Parsing Opencti Threat Intelligence To Produce Sbom-Like Incident Fingerprints

I got tired of treating “threat intelligence” like a blob of text—some feeds said “APT29”, others said “malware family”, and in practice my SOC (security operations) team still had to manually map incidents back to what our software actually shipped.

So I built a small pipeline that takes OpenCTI (an open-source Threat Intelligence platform) and turns selected indicators into deterministic incident fingerprints that look a lot like the structure of an SBOM (Software Bill of Materials—an inventory of what software components are in a release). The key idea: instead of “artifact labels,” I generate stable IDs derived from the indicator payloads, and I attach those fingerprints to build artifacts in a DevSecOps-friendly way.

This post walks through the exact parsing logic and code.

The niche problem I solved: “Indicator drift” breaks correlation

Threat intelligence feeds change constantly:

domains are reworded
IPs get reshuffled between attributes
hashes are sometimes stored under different OpenCTI fields
the same campaign gets re-labeled

In my logs and in our CI metadata, that causes “incident correlation drift”: the same underlying indicator effectively becomes a new item.

I wanted a way to create fingerprints that are:

deterministic (same input → same fingerprint)
deduplicated (different OpenCTI fields that mean the same thing should map to the same fingerprint)
auditable (you can trace the fingerprint back to the raw indicator attributes)
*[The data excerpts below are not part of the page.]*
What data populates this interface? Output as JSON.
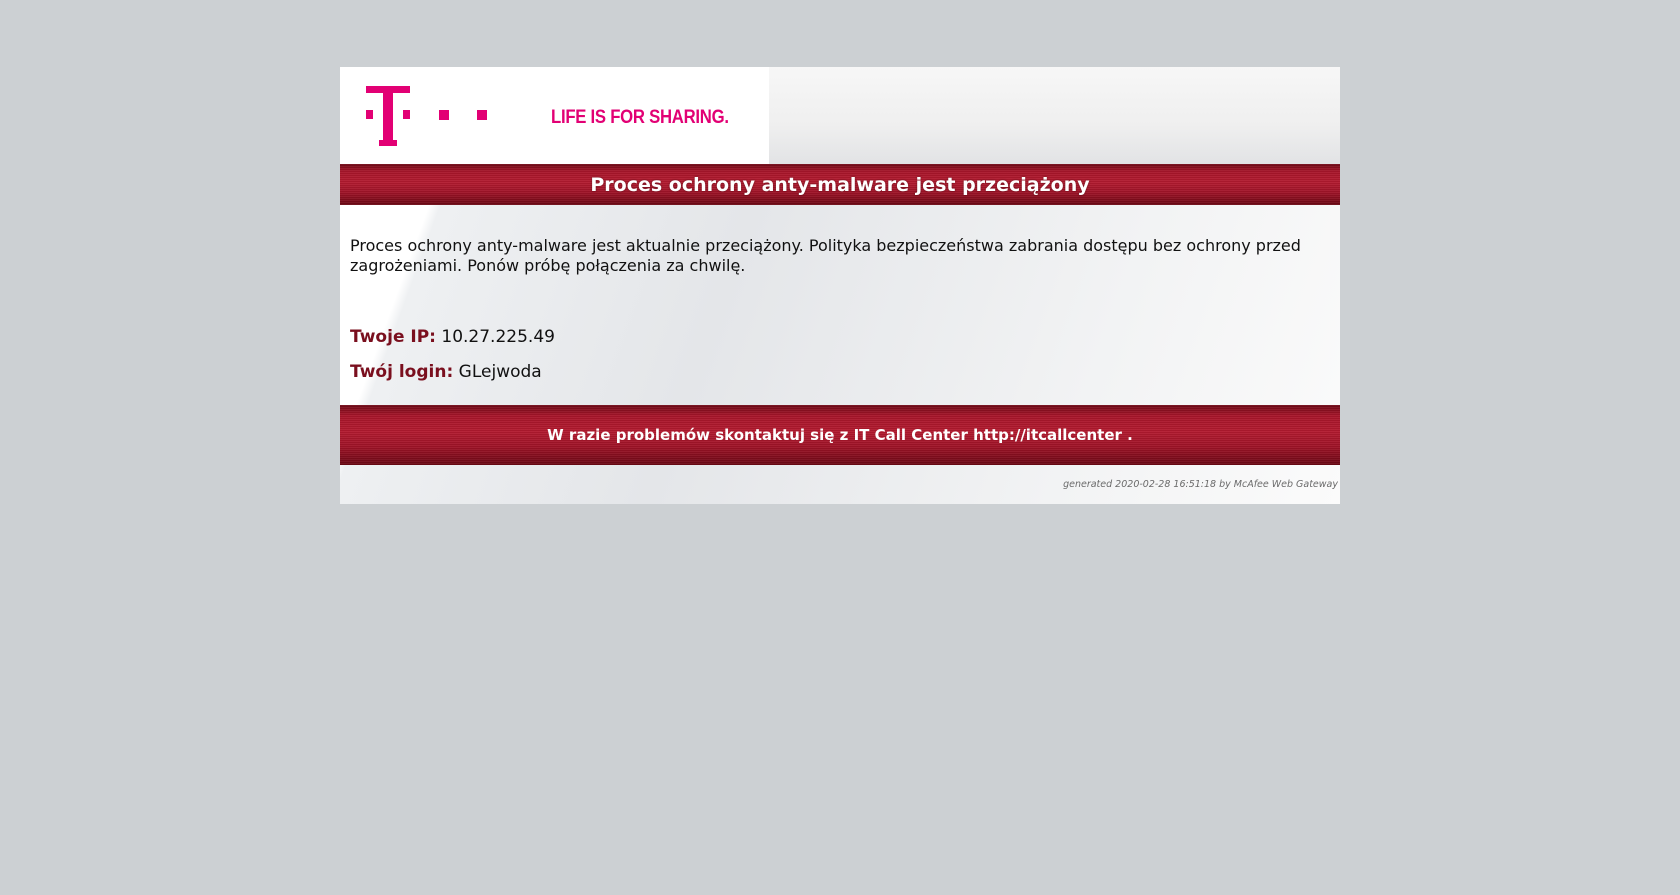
{
  "header": {
    "logo_icon": "telekom-t-logo-icon",
    "slogan": "LIFE IS FOR SHARING."
  },
  "title": "Proces ochrony anty-malware jest przeciążony",
  "message": "Proces ochrony anty-malware jest aktualnie przeciążony. Polityka bezpieczeństwa zabrania dostępu bez ochrony przed zagrożeniami. Ponów próbę połączenia za chwilę.",
  "info": {
    "ip_label": "Twoje IP:",
    "ip_value": "10.27.225.49",
    "login_label": "Twój login:",
    "login_value": "GLejwoda"
  },
  "footer": {
    "contact": "W razie problemów skontaktuj się z IT Call Center http://itcallcenter ."
  },
  "generated": "generated 2020-02-28 16:51:18 by McAfee Web Gateway",
  "colors": {
    "brand_magenta": "#e20074",
    "band_red": "#b21a2f",
    "label_dark_red": "#7a0f1e",
    "page_background": "#ccd0d3"
  }
}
What I implemented: deterministic “incident fingerprints” from OpenCTI

Target indicators

I focused on three indicator types that commonly appear in OpenCTI:

Domain names
IPv4 addresses
File hashes (SHA-256 only, for consistency)

Fingerprint format

For each indicator, I build a canonical string like:

domain|example.com
ip|203.0.113.10
hash|sha256|<hex>

Then I hash that canonical string with SHA-256 again to create the final fingerprint:

ti-fp-<first 32 hex chars>

This gives a short but collision-resistant token you can store in logs, tickets, and build metadata.

Working code: Python parser + OpenCTI query + fingerprinting

Prerequisites

Python 3.10+
Requests library: pip install requests

Step 1: Configure environment variables

I keep OpenCTI connection details out of code:

export OPENCTI_URL="https://opencti.example.org"
export OPENCTI_TOKEN="YOUR_OPENCTI_API_TOKEN"
export OPENCTI_SCOPE_ORG="Your Organization Name"

Step 2: Use OpenCTI GraphQL API

OpenCTI exposes a GraphQL endpoint. The common pattern is:

send a POST request to /graphql
include Authorization: Bearer <token>
run a query to fetch indicators

Here’s the full working script.

import os
import re
import json
import hmac
import hashlib
import requests

OPENCTI_URL = os.environ["OPENCTI_URL"].rstrip("/")
OPENCTI_TOKEN = os.environ["OPENCTI_TOKEN"]

GRAPHQL_ENDPOINT = f"{OPENCTI_URL}/graphql"

# Optional: a stable secret can be used if you want fingerprints that
# are not directly reversible (still deterministic per secret).
# If not set, fingerprints are plain deterministic hashes of canonical strings.
SECRET = os.environ.get("FINGERPRINT_SECRET", "").encode("utf-8")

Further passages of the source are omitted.